I have made some progress on this project the past month, but I forgot to post an update so here's a quick one. Earlier, I fully tested the circuit with noise gen, VCA, and pink noise filter all together. I use two opamps, one for buffering the smoothed PWM amplitude signal and another for buffering the pink noise output. I added another feature which is a voltage-controlled peak filter at around 150Hz to simulate big waves crashing. The Q of this filter is a little too high to be super realistic but if I assume that the system that's playing it back is pretty shitty then I can justify this high-q as compensating for the shoddy low-end of the speakers ;) (I don't want to re-test a lower Q filter). Anyways, I can use the output opamp for two functions, one is the feedback loop to implement the peak filter, and still behaves like a output buffer. Two birds with one stone.
I've learned two things: it requires me lots of effort to stay on track. While just writing this log I realized that I could reduce the BOM by two resistors, two capacitors and an opamp per channel if I just use the DAC instead of filtering a PWM wave.
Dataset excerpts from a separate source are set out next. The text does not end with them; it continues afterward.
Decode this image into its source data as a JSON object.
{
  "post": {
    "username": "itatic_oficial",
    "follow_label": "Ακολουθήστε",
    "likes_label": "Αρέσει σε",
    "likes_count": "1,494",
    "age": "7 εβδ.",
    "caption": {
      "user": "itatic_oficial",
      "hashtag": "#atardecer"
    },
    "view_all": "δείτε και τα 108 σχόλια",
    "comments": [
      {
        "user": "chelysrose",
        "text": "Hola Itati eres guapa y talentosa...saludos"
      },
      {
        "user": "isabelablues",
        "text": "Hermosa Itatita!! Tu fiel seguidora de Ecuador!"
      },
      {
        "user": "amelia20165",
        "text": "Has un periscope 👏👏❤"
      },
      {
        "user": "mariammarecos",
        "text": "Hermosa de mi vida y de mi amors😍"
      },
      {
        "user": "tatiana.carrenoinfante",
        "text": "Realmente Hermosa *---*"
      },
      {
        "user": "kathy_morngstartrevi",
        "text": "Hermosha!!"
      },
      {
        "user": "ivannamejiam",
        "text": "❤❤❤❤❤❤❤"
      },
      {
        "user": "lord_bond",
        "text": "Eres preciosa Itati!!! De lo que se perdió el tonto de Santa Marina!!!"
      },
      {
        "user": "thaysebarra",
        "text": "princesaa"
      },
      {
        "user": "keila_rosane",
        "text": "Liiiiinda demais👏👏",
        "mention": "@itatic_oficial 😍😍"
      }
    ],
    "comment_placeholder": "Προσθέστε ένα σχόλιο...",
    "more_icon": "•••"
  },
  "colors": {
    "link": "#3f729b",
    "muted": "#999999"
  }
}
But the problem is that if you don't fix it then it doesn't work, and I don't want to test this DAC since I know the PWM one works. The drawback is that if later I want to mess around and try some higher frequency amplitude envelopes then I sort of can't, the filter's cutoff is at 1.5Hz. Ba-humbug. The second thing I learned is Seeeduino actually has pretty good supporting materials. I just downloaded some symbol and footprint files from their website and I can easily start designing PCBs. I wonder why I ever drew my own footprints in the past, what a waste of time...
I think I might be getting a little better at this though. The voice in the back of my head is successfully keeping me on track and away from deep rabbit holes. Reading the first post from this sequence also helps re-ground me and remind me why I started this in the first place.
Breadboarding is done, schematic is finalized, code is in a working (read: ugly but functional) state, all thats left is layout and assembly. We're halfway done, ladies and gentlemen!